3. Allow yourself to get mad
This hurts—of course it hurts. So let the emotions fly. Just make sure you’re not where anyone else can get hurt. Good ways to get the anger out are exercise in all forms, like running, or boxing. Also yelling out in the middle of nowhere would be cathartic. Talk to a trusted friend and get all the emotions out. You could always write down all of your feelings until you get them all out; if you aren’t up for writing then record your voice. Say everything you are feeling. Once it’s all out then throw it away. Better yet, burn it (be careful, ok?). It will feel good.
4. Get in to see a therapist
Do this sooner rather than later. It’s really important for you to talk through this situation. It may take some time to get over, so just start now. And talking to a third party—someone who doesn’t know you or your partner—will help. Getting validation from an outside source is so helpful and will allow you to move forward. If your partner will go to couple’s therapy with you, then great. Just make sure to measure your expectations and continue to see your therapist separately as well.

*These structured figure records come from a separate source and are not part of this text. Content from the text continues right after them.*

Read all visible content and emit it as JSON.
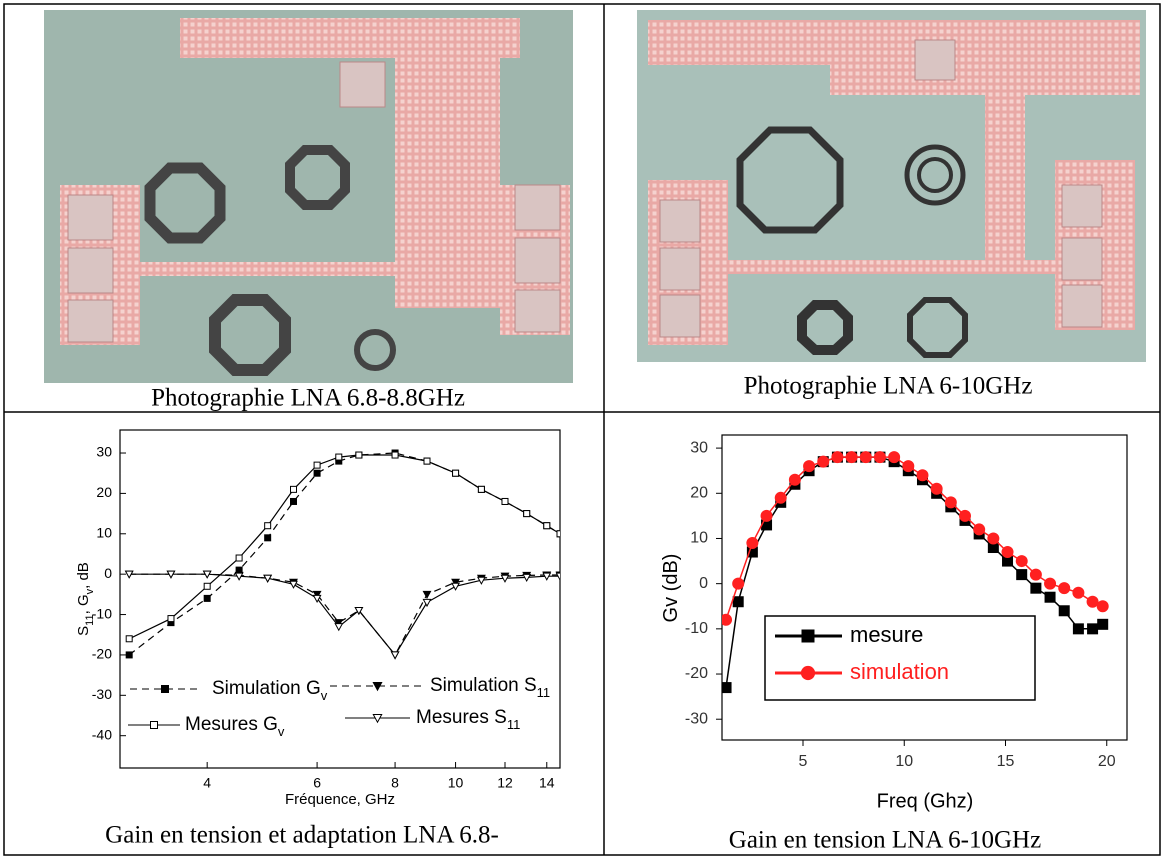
{
  "captions": [
    "Photographie LNA 6.8-8.8GHz",
    "Photographie LNA 6-10GHz",
    "Gain en tension et adaptation LNA 6.8-",
    "Gain en tension LNA 6-10GHz"
  ],
  "chart_data": [
    {
      "type": "line",
      "xlabel": "Fréquence, GHz",
      "ylabel": [
        "S",
        "11",
        ", G",
        "v",
        ", dB"
      ],
      "log_x": true,
      "xlim": [
        2.9,
        14.7
      ],
      "ylim": [
        -48,
        35.7
      ],
      "xticks": [
        4,
        6,
        8,
        10,
        12,
        14
      ],
      "yticks": [
        30,
        20,
        10,
        0,
        -10,
        -20,
        -30,
        -40
      ],
      "x": [
        3,
        3.5,
        4,
        4.5,
        5,
        5.5,
        6,
        6.5,
        7,
        8,
        9,
        10,
        11,
        12,
        13,
        14,
        14.7
      ],
      "series": [
        {
          "name": [
            "Simulation G",
            "v"
          ],
          "color": "#000000",
          "dash": true,
          "marker": "square",
          "filled": true,
          "values": [
            -20,
            -12,
            -6,
            1,
            9,
            18,
            25,
            28,
            29.5,
            30,
            28,
            25,
            21,
            18,
            15,
            12,
            10
          ]
        },
        {
          "name": [
            "Simulation S",
            "11"
          ],
          "color": "#000000",
          "dash": true,
          "marker": "triangle",
          "filled": true,
          "values": [
            0,
            0,
            0,
            -0.3,
            -1,
            -2,
            -5,
            -12,
            -9,
            -20,
            -5,
            -2,
            -1,
            -0.5,
            -0.3,
            -0.2,
            -0.2
          ]
        },
        {
          "name": [
            "Mesures G",
            "v"
          ],
          "color": "#000000",
          "dash": false,
          "marker": "square",
          "filled": false,
          "values": [
            -16,
            -11,
            -3,
            4,
            12,
            21,
            27,
            29,
            29.5,
            29.5,
            28,
            25,
            21,
            18,
            15,
            12,
            10
          ]
        },
        {
          "name": [
            "Mesures S",
            "11"
          ],
          "color": "#000000",
          "dash": false,
          "marker": "triangle",
          "filled": false,
          "values": [
            0,
            0,
            0,
            -0.5,
            -1,
            -2.5,
            -6,
            -13,
            -9,
            -20,
            -7,
            -3,
            -1.5,
            -1,
            -0.8,
            -0.5,
            -0.5
          ]
        }
      ]
    },
    {
      "type": "line",
      "xlabel": "Freq (Ghz)",
      "ylabel": [
        "Gv (dB)"
      ],
      "log_x": false,
      "xlim": [
        1,
        21
      ],
      "ylim": [
        -34.6,
        32.9
      ],
      "xticks": [
        5,
        10,
        15,
        20
      ],
      "yticks": [
        30,
        20,
        10,
        0,
        -10,
        -20,
        -30
      ],
      "x": [
        1.2,
        1.8,
        2.5,
        3.2,
        3.9,
        4.6,
        5.3,
        6.0,
        6.7,
        7.4,
        8.1,
        8.8,
        9.5,
        10.2,
        10.9,
        11.6,
        12.3,
        13.0,
        13.7,
        14.4,
        15.1,
        15.8,
        16.5,
        17.2,
        17.9,
        18.6,
        19.3,
        19.8
      ],
      "series": [
        {
          "name": [
            "mesure"
          ],
          "color": "#000000",
          "dash": false,
          "marker": "square",
          "filled": true,
          "values": [
            -23,
            -4,
            7,
            13,
            18,
            22,
            25,
            27,
            28,
            28,
            28,
            28,
            27,
            25,
            23,
            20,
            17,
            14,
            11,
            8,
            5,
            2,
            -1,
            -3,
            -6,
            -10,
            -10,
            -9
          ]
        },
        {
          "name": [
            "simulation"
          ],
          "color": "#ff2020",
          "dash": false,
          "marker": "circle",
          "filled": true,
          "values": [
            -8,
            0,
            9,
            15,
            19,
            23,
            26,
            27,
            28,
            28,
            28,
            28,
            28,
            26,
            24,
            21,
            18,
            15,
            12,
            10,
            7,
            5,
            2,
            0,
            -1,
            -2,
            -4,
            -5
          ]
        }
      ]
    }
  ]
}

5. Figure out what you want
Once you are in a better place emotionally, it’s time to think about what you want. Be honest with yourself. What do you want out of life right now? What is most important to you? How will you spend your time that you used to spend with your partner? Try not to make too many life choices right now, but do make decisions that will help your life be a little easier.
6. Rally support
During trials like these, your true friends will stand by you. Try to let go of the ones who are unsupportive or have seemed to have disappeared; chances are it’s not personal. Just focus on the friends who can give you support and talk to them candidly. Perhaps schedule times you can talk or go out, even if you don’t want to talk about things. Just having their friendship and being there for you can be enough. Be open and honest but also talk about how much you appreciate their listening ear.
7. Turn a negative into a positive
A cheating partner is one of the most negative things that can happen in your life. Once it happens, you can’t change it. The only thing you have control over is how you react. Anger, resentment, sadness, and even depression are a natural result. Hopefully once those have passed, you can better focus on turning this big negative thing into something positive. Take this opportunity to be thankful for what you do have, the friends and family who still surround you, and for the realization that you don’t have to live with the hurt anymore. Figure out how you can let it go and make your future brighter than you ever thought possible.